On ne peut pas brader nos atouts. Les Français doivent reprendre l’histoire et se dire que la colonisation est finie. Nous vivons le crépuscule du néolibéralisme et la fin de la mondialisation. Il y a, aujourd’hui, une autre vision du monde. Assimi est sur la bonne lancée. Qu’il ne se laisse pas menacer par des injures des vieux qui ont fini leur temps, des personnes qui se considèrent comme des porte-voix et des gouverneurs des provinces de la France. Et montrer qu’il n’a aucun complexe et n’a de leçons à recevoir de qui que ce soit. Les élites réelles sont dans l’armée. En entendant, des porte-étendards de la colonisation et ceux qui ont posé des actes incompatibles avec notre civilisation croupiront dans les prisons pour avoir introduit la gabegie dans notre pays.

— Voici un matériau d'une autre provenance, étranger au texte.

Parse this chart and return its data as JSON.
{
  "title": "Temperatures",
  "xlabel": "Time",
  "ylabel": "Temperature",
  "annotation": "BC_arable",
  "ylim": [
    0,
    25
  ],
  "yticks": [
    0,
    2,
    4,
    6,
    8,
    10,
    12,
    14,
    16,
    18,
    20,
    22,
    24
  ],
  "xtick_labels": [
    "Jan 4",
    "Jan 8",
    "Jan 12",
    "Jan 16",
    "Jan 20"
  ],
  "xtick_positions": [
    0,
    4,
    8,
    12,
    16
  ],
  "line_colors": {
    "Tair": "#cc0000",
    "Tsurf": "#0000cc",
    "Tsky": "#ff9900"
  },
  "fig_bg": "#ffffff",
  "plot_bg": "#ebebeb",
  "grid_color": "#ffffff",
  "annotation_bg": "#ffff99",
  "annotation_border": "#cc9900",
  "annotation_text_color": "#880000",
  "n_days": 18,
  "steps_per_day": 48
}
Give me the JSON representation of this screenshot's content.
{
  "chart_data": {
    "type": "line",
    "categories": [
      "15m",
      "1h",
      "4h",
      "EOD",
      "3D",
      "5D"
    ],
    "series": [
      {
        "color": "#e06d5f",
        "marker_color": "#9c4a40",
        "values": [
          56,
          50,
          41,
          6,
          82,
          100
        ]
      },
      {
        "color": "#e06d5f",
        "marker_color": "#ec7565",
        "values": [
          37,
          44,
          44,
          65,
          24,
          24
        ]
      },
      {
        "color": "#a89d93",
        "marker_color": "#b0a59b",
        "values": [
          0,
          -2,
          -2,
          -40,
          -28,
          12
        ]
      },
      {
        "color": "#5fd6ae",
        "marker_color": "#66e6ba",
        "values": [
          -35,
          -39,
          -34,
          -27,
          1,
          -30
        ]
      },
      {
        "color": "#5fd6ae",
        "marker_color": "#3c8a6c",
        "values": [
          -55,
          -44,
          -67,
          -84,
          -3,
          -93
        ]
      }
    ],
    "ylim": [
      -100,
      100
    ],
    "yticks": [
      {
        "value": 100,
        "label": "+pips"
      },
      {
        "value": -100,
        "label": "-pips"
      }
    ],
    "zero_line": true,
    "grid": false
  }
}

Le Matinal : Un mot sur le COVID ?

Les premiers sons de cloche laissaient entrevoir une hécatombe en Afrique. Et les Africains devraient tomber comme des mouches dans leurs capitales. Encore, l’histoire les a fait mentir. Au moment où nous sommes empêtrés à la première vague, l’Europe en est à sa cinquième. C’est l’occasion de rappeler aux Européens la théorie évolutionniste de Darwin qui les intéresse et qui les proclame race coriace, supérieure, résistante à l’évolution et race sélectionnée. Alors que c’est une civilisation vieillissante en train d’être ravagée par le COVID. Les Africains ont développé une sorte d’immunité dont ils n’osent pas parler. Et nous semblons être la race porteuse de la sélection naturelle. La vague de décès fait mal en tant qu’être humain. Mais, nous avons réussi, avec nos moyens, à juguler le COVID qui a tué moins que le paludisme. Leur vision condescendante se retourne malheureusement contre eux. Nous n’avons pas peur du COVID. Nous allons continuer à développer des moyens face à des maladies encore plus graves que le SIDA et le paludisme. Ces maladies, propres à l’Afrique, ne nous ont pas décimés. Ils n’ont qu’à trouver des moyens de le vaincre au lieu de chercher à élire nos présidents.